Last month, the European Network of Transmission System Operators (ENTSO-E) publicly admonished Serbia and Kosovo for not properly balancing their grids according to previous agreements. “This average frequency deviation, that has never happened in any similar way in the CE [Continental Europe] Power system, must cease,” the group wrote. “ENTSO-E is urging European and national governments and policymakers to take swift action.”
Two days later, on March 8, the Transmission System Operators (TSOs) from Serbia and Kosovo confirmed that they were back to balancing their grids appropriately.

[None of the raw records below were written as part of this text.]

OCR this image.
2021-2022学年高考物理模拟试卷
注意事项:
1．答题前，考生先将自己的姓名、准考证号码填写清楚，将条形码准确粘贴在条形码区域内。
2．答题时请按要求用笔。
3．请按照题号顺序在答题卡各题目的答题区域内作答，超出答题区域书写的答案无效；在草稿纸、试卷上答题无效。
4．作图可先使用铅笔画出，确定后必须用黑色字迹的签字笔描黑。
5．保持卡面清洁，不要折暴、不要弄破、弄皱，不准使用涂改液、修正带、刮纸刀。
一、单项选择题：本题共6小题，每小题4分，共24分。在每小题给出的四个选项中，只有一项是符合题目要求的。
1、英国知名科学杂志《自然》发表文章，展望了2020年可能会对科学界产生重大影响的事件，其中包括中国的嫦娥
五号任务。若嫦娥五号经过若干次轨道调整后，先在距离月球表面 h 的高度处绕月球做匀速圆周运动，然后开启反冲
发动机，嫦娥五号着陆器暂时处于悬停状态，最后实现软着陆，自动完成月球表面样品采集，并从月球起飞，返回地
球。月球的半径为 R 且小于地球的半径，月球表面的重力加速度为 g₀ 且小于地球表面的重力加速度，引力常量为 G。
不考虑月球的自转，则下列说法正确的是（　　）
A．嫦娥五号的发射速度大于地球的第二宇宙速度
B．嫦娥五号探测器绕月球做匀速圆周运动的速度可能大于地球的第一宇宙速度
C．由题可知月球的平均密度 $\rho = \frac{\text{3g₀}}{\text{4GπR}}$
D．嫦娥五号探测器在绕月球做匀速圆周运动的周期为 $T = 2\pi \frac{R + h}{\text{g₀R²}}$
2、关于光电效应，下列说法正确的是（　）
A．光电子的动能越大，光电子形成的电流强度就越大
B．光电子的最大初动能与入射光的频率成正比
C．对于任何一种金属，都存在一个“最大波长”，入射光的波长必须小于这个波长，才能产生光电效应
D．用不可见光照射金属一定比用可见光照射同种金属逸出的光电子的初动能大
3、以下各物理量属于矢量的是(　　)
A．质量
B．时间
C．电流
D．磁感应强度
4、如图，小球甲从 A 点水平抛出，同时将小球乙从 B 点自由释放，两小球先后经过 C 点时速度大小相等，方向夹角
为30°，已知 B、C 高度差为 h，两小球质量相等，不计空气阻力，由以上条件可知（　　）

Last week, ENTSO-E announced that it had restored the lost 6 minutes to clocks around the continent by maintaining a slightly-higher-than-normal average frequency of 50.01 Hz for a month. The missing energy was put back into the system with the collective help of the 25 member countries, which “carried out a compensation programme to restore the situation back to normal.”
“One of the effects is notably that the digital clocks geared by electric frequency are now back on time,” ENTSO-E wrote. That is, as long as you oven-clock owners within the Continental Europe Power System didn’t change your slow clocks to the correct time a month ago. If you did, now you could be six minutes fast. But at least you’re less likely to be late now.